Renewables will happen but it's going to take decades before they have a significant impact. As you say too much has to change for them to become the biggest producers of energy in our society today. However they are in the public's eye and that isn't likely to change. So slowly but surely they will be deployed on more buildings over time though it's like going to be fifty or more years before they provide even twenty five percent of our energy. That's because of the cost and the distribution issue.
Gas and nuclear may have similar costs, but they're hardly alike when it comes to environmental concerns.
Gas still produces CO2, and extraction is messy.
Nuclear produces no emissions, and it takes so little uranium to make a plant that the issues associated with mining are small.
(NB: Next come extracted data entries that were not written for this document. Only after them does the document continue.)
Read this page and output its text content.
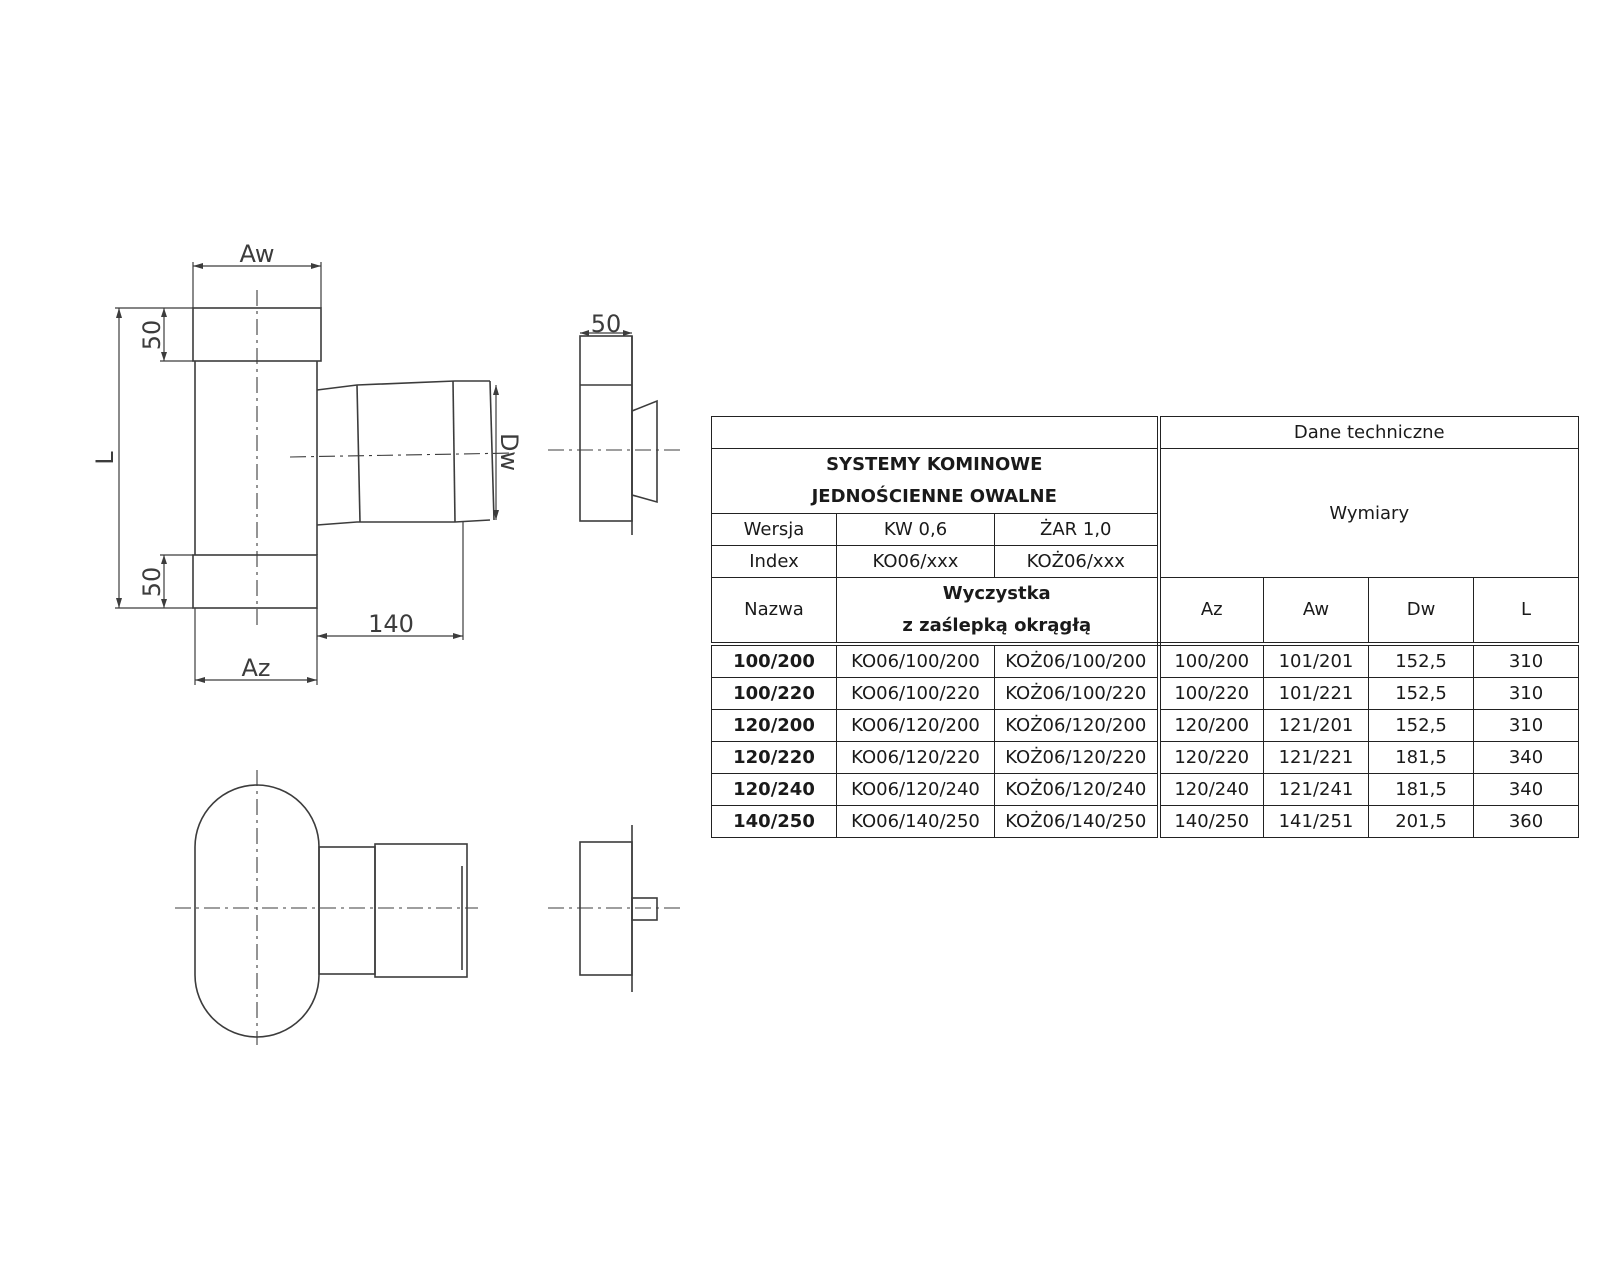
Aw
L
50
50
Dw
140
Az
50
			Dane techniczne			
SYSTEMY KOMINOWE
JEDNOŚCIENNE OWALNE			Wymiary			
Wersja	KW 0,6	ŻAR 1,0				
Index	KO06/xxx	KOŻ06/xxx				
Nazwa	Wyczystka
z zaślepką okrągłą		Az	Aw	Dw	L
100/200	KO06/100/200	KOŻ06/100/200	100/200	101/201	152,5	310
100/220	KO06/100/220	KOŻ06/100/220	100/220	101/221	152,5	310
120/200	KO06/120/200	KOŻ06/120/200	120/200	121/201	152,5	310
120/220	KO06/120/220	KOŻ06/120/220	120/220	121/221	181,5	340
120/240	KO06/120/240	KOŻ06/120/240	120/240	121/241	181,5	340
140/250	KO06/140/250	KOŻ06/140/250	140/250	141/251	201,5	360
Let's focus only on the 13 of carbon emissions in America which are electricity related:
Coal emits 2.1 lbs CO_2-eq per kWh generated. Oil 1.9, nat gas 1.3. Wind, solar, geothermal 0. If we instantaneously switched all 20 quads of energy from coal used to generate electricity to natural gas *tomorrow*, we'd save roughly 10% of our overall carbon emissions (coal is 1/3 of overall carbon emissions used almost entirely for electricity, and switching to gas saves 1/3 (1.3/2.1 ~= 2/3)). So the 10% is nice, but it's clearly not enough.
We've got to do better than that. Additional ways to do better include:
* Improving building envelope (air sealing and insulation) has a substantial impact on both heating and cooling load. Interested in the electricity portion -- focus on the southeast and the southwest explicitly. Work to improve the existing building infrastructure with regard to envelope.
* Strengthen building codes. There's no point in tightening up old buildings if we permit new buildings to be built leaky. This is especially important to do at the Federal level, because (a) most new construction is in the southeast and southwest, not northeast nor midwest, and (b) their Republican governments have shown no interest in passing state laws. Before you go off on a libertarian rant, keep in mind that even if a homeowner was savvy enough to understand the importance of a tight and well insulated home, he would have very little ability to measure/inspect the potential home because seeing through sheetrock is nontrivial. Building inspectors, on the other hand, are looking at the space before finish walls are installed, and therefore have a perfect opportunity to inspect for energy efficiency.
* Follow California's lead in ratcheting up energy efficiency requirements for appliances and electronics. Sure, they won't get it all right the first time -- that's true of just about all engineering projects -- but the overall impact is substantial. It's not just about saving money for customers, it's also about reducing the demand on the grid and at the power stations.
* White/green/solar roofs, particularly in urban areas, particularly in those with more sun exposure in warmer climes. This is a simple building/zoning code change, and it has a tangible impact over time.
* Local renewable. Solar or wind at the home or small commercial level, on site, helps not only reduce demand (from the utility, it appears to be the same thing), but it also reduces the demands on the local grid. This is important because it allows us to hold off on building larger capacity at the local level for as long as possible, a huge savings. Ways to foster this include tax credits, time-variable pricing (solar), and even simply ensuring that net-metering is legal everywhere.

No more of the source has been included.